In an official statement published on Twitter, Ahmed said GERD was constructed “through the earnest contribution of all citizens of Ethiopia,” claiming that it holds “multiple benefits” for Egypt, Sudan and the East African region at large.
He stressed his country’s intention to construct the dam to allow regular electricity generation throughout the year, adding that the dam does not consume water and allows it to flow to downstream countries uninterrupted.
“The benefits for downstream countries are often untold,” Ahmed claimed, adding that the dam would provide Sudan with protection from floods and water shortages during drought and dry periods.

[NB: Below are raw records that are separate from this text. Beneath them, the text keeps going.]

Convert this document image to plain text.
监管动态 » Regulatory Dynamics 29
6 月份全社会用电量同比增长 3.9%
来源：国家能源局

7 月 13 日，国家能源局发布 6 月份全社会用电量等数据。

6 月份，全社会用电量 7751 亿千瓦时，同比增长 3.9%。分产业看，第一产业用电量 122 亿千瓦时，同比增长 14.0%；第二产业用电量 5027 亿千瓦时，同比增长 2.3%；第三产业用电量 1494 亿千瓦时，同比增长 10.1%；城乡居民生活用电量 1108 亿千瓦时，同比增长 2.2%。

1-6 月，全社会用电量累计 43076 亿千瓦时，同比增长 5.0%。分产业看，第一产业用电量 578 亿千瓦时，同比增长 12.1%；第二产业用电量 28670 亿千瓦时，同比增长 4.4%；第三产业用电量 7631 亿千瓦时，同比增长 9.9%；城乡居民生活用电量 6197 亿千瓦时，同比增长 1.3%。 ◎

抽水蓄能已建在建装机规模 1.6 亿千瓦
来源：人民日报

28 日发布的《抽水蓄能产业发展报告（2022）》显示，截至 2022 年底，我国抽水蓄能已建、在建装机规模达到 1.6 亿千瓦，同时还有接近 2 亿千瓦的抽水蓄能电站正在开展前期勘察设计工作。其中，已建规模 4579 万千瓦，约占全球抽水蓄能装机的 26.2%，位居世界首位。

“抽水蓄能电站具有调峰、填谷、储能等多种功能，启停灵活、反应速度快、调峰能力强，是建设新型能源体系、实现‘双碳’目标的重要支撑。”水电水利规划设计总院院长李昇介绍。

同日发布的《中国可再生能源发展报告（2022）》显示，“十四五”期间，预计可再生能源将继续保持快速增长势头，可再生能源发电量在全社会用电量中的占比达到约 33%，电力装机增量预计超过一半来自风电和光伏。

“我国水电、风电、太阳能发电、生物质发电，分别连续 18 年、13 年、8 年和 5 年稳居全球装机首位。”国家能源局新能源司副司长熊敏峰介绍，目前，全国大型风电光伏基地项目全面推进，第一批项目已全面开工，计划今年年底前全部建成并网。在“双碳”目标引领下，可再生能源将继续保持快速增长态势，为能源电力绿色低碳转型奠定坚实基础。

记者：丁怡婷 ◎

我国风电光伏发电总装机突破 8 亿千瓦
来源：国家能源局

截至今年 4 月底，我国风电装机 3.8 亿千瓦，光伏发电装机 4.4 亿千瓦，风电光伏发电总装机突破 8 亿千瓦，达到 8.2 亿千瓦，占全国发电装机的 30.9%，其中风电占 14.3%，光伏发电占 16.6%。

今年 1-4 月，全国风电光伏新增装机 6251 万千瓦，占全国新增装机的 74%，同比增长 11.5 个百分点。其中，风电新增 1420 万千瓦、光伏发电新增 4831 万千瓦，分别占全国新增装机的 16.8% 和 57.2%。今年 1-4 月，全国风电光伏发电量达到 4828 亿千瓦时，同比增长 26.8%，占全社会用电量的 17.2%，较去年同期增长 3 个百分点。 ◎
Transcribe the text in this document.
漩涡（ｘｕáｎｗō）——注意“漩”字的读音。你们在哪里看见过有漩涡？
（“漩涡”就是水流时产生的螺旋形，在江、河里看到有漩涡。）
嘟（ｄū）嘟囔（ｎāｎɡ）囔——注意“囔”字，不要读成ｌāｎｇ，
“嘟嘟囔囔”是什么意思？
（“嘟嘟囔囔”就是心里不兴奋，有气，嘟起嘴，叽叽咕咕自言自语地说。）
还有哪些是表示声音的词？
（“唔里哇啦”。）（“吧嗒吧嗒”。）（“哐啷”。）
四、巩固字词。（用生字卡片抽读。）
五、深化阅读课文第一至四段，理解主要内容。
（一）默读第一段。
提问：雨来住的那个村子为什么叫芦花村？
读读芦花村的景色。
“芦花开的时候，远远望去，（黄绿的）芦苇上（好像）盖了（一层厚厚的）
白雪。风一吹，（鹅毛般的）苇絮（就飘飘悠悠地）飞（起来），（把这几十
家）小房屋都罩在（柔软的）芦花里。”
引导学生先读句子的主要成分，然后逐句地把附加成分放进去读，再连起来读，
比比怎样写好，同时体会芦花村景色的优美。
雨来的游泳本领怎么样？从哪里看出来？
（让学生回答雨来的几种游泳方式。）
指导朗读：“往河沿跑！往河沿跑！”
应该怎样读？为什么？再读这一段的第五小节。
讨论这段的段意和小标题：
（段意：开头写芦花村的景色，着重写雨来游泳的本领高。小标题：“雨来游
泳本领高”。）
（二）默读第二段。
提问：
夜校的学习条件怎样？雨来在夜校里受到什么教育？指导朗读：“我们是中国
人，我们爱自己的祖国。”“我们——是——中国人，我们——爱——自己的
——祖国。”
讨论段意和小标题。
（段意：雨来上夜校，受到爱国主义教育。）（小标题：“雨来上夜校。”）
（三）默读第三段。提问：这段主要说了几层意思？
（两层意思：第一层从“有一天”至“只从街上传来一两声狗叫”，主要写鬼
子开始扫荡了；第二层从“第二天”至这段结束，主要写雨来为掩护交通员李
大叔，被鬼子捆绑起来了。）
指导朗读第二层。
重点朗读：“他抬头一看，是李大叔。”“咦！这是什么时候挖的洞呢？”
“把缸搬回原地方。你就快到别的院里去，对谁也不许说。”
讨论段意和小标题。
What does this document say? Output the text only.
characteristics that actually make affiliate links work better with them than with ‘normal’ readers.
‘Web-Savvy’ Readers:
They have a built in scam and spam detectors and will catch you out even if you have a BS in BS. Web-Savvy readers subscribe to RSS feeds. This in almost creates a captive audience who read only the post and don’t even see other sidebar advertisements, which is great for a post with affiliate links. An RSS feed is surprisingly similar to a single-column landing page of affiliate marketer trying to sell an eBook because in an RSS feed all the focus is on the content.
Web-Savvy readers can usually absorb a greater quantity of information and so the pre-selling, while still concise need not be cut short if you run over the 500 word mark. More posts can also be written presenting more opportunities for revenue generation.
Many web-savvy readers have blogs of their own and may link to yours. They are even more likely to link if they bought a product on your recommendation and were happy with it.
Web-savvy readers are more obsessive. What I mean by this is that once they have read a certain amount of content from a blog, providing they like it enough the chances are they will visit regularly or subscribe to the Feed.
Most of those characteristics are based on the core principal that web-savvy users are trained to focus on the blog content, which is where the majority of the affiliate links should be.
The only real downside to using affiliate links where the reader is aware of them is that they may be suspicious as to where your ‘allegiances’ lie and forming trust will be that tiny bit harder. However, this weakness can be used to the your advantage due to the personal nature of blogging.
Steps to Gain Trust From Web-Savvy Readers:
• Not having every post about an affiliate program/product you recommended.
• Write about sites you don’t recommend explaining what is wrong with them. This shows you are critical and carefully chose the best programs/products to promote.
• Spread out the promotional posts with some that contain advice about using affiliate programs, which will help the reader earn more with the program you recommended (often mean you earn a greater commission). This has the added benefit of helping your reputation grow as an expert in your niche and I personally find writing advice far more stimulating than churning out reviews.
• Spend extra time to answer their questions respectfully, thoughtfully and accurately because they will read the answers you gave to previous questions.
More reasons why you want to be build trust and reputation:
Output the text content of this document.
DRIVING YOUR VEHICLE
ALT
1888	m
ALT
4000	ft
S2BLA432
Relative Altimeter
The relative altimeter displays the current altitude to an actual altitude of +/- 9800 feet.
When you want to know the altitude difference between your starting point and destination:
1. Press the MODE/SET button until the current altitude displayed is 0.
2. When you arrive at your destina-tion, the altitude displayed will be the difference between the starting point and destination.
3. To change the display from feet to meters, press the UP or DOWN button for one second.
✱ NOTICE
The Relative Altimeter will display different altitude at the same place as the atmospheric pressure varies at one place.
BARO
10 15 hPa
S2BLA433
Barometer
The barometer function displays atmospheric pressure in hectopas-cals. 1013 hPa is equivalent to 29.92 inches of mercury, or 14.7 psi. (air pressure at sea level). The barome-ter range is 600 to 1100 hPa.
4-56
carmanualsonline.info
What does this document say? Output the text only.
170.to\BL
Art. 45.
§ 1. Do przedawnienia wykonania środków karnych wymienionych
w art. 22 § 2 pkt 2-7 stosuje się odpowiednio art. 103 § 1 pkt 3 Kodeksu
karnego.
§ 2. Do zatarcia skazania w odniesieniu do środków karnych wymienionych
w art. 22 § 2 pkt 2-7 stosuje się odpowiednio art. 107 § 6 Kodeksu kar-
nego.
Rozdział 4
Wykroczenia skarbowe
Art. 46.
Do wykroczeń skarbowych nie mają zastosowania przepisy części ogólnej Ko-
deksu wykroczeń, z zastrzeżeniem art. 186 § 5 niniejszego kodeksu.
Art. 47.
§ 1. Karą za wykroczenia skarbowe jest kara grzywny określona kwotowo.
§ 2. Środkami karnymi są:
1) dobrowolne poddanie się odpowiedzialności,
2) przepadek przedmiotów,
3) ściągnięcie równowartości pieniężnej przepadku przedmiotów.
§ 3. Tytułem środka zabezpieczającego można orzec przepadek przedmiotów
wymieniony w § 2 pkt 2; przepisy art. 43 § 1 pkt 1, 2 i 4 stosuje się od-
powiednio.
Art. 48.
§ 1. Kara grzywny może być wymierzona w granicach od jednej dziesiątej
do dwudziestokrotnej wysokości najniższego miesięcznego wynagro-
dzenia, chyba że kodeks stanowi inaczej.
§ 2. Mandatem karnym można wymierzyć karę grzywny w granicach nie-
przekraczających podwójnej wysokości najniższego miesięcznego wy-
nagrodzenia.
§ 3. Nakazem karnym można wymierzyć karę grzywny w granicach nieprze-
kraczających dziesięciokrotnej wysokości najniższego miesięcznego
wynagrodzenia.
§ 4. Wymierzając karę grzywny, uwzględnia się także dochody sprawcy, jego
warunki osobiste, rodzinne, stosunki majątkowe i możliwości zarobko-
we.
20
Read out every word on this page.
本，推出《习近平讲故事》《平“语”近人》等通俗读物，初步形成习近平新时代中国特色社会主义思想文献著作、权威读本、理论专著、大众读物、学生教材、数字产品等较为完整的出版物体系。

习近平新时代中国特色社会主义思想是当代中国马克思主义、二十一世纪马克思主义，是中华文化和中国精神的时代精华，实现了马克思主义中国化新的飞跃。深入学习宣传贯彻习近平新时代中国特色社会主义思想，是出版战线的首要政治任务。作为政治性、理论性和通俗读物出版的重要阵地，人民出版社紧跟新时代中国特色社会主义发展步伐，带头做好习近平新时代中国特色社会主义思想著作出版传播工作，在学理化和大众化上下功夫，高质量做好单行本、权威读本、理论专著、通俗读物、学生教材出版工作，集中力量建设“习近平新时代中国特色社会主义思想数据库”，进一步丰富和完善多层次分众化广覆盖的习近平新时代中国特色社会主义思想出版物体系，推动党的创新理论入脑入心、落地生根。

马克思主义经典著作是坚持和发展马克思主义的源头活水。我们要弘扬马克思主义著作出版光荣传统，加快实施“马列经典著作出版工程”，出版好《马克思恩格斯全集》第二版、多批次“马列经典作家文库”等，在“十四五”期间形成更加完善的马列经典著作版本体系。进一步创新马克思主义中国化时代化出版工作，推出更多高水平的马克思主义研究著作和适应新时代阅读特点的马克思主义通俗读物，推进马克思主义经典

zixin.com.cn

He alleged the GERD will help Sudanese water infrastructure to be operated optimally as the water flow would be regulated.
“Egypt also benefits from water conservation at the GERD, instead of wastage of billions of cubic metres of water to evaporation and in downstream flood plains. The GERD also helps to prevent future spillage that overtops the Aswan Dam,” he claimed.
Ahmed stressed that despite the perceived negative impacts during negotiations on the dam, “positive attributes rather outweigh the opposing rhetoric and downplay the potential for cooperation to mitigate negative factors, if such factors exist.”
It is unclear if Abiy’s statement is an invitation to revive African Union- (AU) sponsored talks in Kinshasa with Egypt and Sudan, which reached deadlock in April 2021 owing to Addis Ababa’s “intransigence”, according to the two downstream countries.
Egypt and Sudan have been negotiating for almost a decade now with Ethiopia to reach a legally binding and comprehensive deal on the GERD’s construction, which Addis Ababa started to build on the Blue Nile in 2011.
Despite warnings from Egypt and Sudan about any unilateral steps regarding GERD before an agreement is reached, Ethiopia unilaterally implemented the first phase filling in 2019, and the second phase of filling in July 2021 without the two countries’ consent.
Ethiopia disclosed plans earlier this month to remove 17,000 hectares (40,000 acres) of forest around the dam as part of engineering works for the third filling of the dam’s reservoir, saying it will complete the work within two months.
Satellite pictures, however, show no sign that construction work in preparation for the third filling or for generating electricity has started.
The deadlocked talks last year later led to a diplomacy war between Egypt and Ethiopia, extending to the UN Security Council that adopted in September a draft presidential statement calling on the three countries to resume negotiations under the auspices of the AU.
Egypt and Sudan welcomed the UNSC decision, while Ethiopia said it will not recognise any claim that may be raised on the basis of this statement.
Cairo insists on a legally-binding agreement on the filling and operation of the mega dam.
Earlier this month, Egyptian President Abdel-Fattah El-Sisi said at the World Youth Forum that Egypt is keen to reach "a comprehensive legally-binding agreement" on the filling and operation of the GERD which would take into consideration Egypt’s concerns.
He stressed that the crisis should be resolved with dialogue.
Egypt has reiterated that it does not oppose Ethiopia's development goals that depend on its Blue Nile Dam, but without harming the interests of Egypt and Sudan.
Earlier this week, Prime Minister Mostafa Madbouly commented on the GERD dispute, saying Egypt has called for dialogue to resolve the crisis.
"Egypt has always affirmed that we are not against any development in any of the Nile Basin countries and informed the Ethiopian side that we are keen to partake in establishing this dam," Madbouly told BBC Arabic in an exclusive interview.
Egypt, which is considered one of the most water-scarce countries in the world, receives around 60 bcm annually – mainly from the Nile – while its needs stand at around 114 bcm, placing the over 100-million country well below the international threshold for water scarcity, at 560 cubic metres per person annually.
In previous statements by Egyptian Minister of Irrigation and Water Resources Mohamed Abdel-Ati, he explained the large gap in water resources in Egypt is overcome by importing 54 percent of its virtual water, which is the embedded water required to produce commodities, and reusing 42 percent of its renewable water.